In 1965, Martin Luther King, Jr. asked members of the clergy to come to Selma, Alabama to bear witness and stand in solidarity with African-Americans whose basic human rights were being denied. A significant number of the clergy who responded to his call were Unitarian Universalist ministers, quite a few from Canada.
As the months rolled by in 2016, another situation was unfolding in North Dakota which demanded witness and solidarity. This time, of course, the issue was the proposed Dakota Access Pipeline, and its potential to not only desecrate land sacred to native people, but to endanger the water supply, health, and human rights of indigenous sovereign nations. As the situation has unfolded, ministers from many faith traditions have gone to North Dakota to pray, show support, and protest with the water protectors.

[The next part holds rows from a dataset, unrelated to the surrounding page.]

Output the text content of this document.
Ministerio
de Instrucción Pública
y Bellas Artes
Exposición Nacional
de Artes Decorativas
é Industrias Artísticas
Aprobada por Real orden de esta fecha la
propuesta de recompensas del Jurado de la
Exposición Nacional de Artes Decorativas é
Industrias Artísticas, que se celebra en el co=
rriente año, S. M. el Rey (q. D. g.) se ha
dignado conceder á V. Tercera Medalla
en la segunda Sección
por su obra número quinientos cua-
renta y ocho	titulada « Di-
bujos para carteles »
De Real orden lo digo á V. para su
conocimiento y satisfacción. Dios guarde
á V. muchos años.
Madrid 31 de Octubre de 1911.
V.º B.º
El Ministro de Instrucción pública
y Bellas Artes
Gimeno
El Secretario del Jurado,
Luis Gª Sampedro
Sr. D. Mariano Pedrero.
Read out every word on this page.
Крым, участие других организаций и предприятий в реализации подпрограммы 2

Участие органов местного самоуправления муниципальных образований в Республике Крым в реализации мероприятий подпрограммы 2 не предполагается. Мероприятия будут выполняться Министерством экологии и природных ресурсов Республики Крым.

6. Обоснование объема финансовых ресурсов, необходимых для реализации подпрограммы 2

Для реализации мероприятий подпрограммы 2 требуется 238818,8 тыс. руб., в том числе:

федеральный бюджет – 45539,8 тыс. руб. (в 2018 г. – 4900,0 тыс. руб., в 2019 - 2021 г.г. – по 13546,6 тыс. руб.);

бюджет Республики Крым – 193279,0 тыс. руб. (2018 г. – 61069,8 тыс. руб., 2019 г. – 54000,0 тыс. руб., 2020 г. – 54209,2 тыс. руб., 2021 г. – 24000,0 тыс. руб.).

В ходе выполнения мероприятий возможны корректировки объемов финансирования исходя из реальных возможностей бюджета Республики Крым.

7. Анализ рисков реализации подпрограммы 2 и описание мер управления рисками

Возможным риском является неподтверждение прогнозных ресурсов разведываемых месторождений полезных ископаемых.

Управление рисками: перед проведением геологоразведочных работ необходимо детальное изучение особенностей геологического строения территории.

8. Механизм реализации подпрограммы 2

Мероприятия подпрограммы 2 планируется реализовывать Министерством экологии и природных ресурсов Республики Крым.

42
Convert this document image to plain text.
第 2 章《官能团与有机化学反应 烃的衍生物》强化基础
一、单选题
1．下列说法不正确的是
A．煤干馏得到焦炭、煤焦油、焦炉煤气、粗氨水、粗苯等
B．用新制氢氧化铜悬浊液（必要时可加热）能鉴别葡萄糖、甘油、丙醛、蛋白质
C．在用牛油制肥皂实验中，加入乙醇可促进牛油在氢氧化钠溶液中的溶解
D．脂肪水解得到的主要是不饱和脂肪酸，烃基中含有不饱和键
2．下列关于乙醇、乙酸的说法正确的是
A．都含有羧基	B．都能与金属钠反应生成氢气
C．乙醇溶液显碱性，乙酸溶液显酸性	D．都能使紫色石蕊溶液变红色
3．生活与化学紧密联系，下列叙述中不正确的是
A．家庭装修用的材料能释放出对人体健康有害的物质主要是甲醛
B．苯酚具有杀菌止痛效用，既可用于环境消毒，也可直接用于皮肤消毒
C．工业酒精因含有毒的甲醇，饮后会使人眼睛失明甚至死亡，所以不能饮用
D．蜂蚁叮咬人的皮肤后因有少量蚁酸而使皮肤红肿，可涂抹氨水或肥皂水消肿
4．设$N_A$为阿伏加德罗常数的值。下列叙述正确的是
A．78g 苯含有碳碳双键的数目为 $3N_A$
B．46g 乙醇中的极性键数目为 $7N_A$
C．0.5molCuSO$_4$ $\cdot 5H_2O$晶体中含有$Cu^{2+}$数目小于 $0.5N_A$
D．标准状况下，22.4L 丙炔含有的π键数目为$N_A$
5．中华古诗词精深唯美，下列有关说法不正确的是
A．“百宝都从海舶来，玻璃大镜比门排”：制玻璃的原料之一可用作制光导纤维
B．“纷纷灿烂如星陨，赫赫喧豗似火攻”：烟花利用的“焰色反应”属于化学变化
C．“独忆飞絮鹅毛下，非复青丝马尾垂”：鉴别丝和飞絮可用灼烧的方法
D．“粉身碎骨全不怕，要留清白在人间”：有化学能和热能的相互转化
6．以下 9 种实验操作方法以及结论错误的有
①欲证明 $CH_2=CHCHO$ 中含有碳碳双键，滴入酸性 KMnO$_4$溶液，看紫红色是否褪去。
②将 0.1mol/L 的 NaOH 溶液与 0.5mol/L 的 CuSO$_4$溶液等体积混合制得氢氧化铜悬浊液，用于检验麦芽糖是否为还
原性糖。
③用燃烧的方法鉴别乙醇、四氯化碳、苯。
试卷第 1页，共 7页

As the situation intensified in November, Chief Arvol Looking Horse, the spiritual leader of the Lakota, Dakota, and Nakota Nations, again asked clergy to gather for an Interfaith Day of Prayer on December 4th. Believing that police and others respect the moral witness of clergy members, Chief Looking Horse called for a gathering to support the youth of his nation in protesting the pipeline and calling for a halt to construction, at least along the currently proposed route.
Unitarian ministers in Canada responded with support, prayer, and messages of solidarity. Rev. Debra Faulk (Calgary), Rev. Shawn Newton (Toronto First), Rev. Lynn Harrison (Toronto First), and Danielle Webber (intern minister at Toronto First) decided that they were called to personally make the trip to Standing Rock.
Danielle put it this way:
“When the story of Standing Rock came to light, I spent a lot of time following it through the media. As well as time spent researching the details that the media would not tell us, or when the stories gave conflicting details. Studying and informing myself during this time – over the past few weeks, but also over the past several years became really valuable to me, it has become part of my prayer. Becoming informed and learning about past wrongdoings has been one of the ways that I can work to create a better tomorrow. It is part of the way I invoke change in the world. This fight, this peaceful protest was not just about the sovereignty and self-determination of the peoples of the Sioux Nation – but that this was about the earth, and all of her beings.”
From Rev. Debra Faulk:
“On December 4th, 2016, I responded to Chief Avro Looking Horse’s call for clergy for an Interfaith Day of Prayer. This was a very deeply personal calling of the spirit. I was in discernment about going right up until Saturday morning when I began and in fact during the 1300 km drive to the Oceti Sakowin (Seven Council Fires) camp near the Standing Rock reservation in North Dakota.
My response was born of a concern for the environment, for the wellbeing of my grandchildren and their children as well as an outrage, a righteous rage about the continued abuse of the indigenous people and my heart-felt desire for reconciliation between indigenous and non-indigenous people on this continent, well around the world, the desire to understand the impacts of colonization. This will be lifelong work, I know. And there was something profound happening at Standing Rock.”
Rev. Lynn Harrison:
“I found it a profoundly moving experience to witness the courageous resistance of the Water Protectors, and to hear first-hand the elders’ call to protect the Earth as a whole (in addition to the water supply threatened by the Dakota Access Pipeline).
One of the most moving moments came when (amidst the drones buzzing overhead owned by the pipeline company) a flock of Canada geese flew directly over the Sacred Fire, and were saluted by the elders and all assembled–a moment of communion with the interdependent web, and a hopeful moment.”
Rev. Shawn Newton:
“I was proud for us to stand at Standing Rock with other faith leaders from across the religious spectrum. I was moved by the outpouring of generosity and support from our own congregation in sending us, and so very grateful for the many Unitarians who’ve provided a consistent show of solidarity in recent months with the Indigenous Peoples in their protest of the pipeline. It was moving to see what can happen when so many disparate communities come together in common cause.”
When the call is made, for solidarity and support, for witness and duty, Canadian ministers have a long heritage of answering with their time, energy, commitment, and presence. As of now, construction on the pipeline has halted. Chief Looking Horse and his people continue to monitor the status of work at the site, protecting their sacred lands and the precious water that supports life.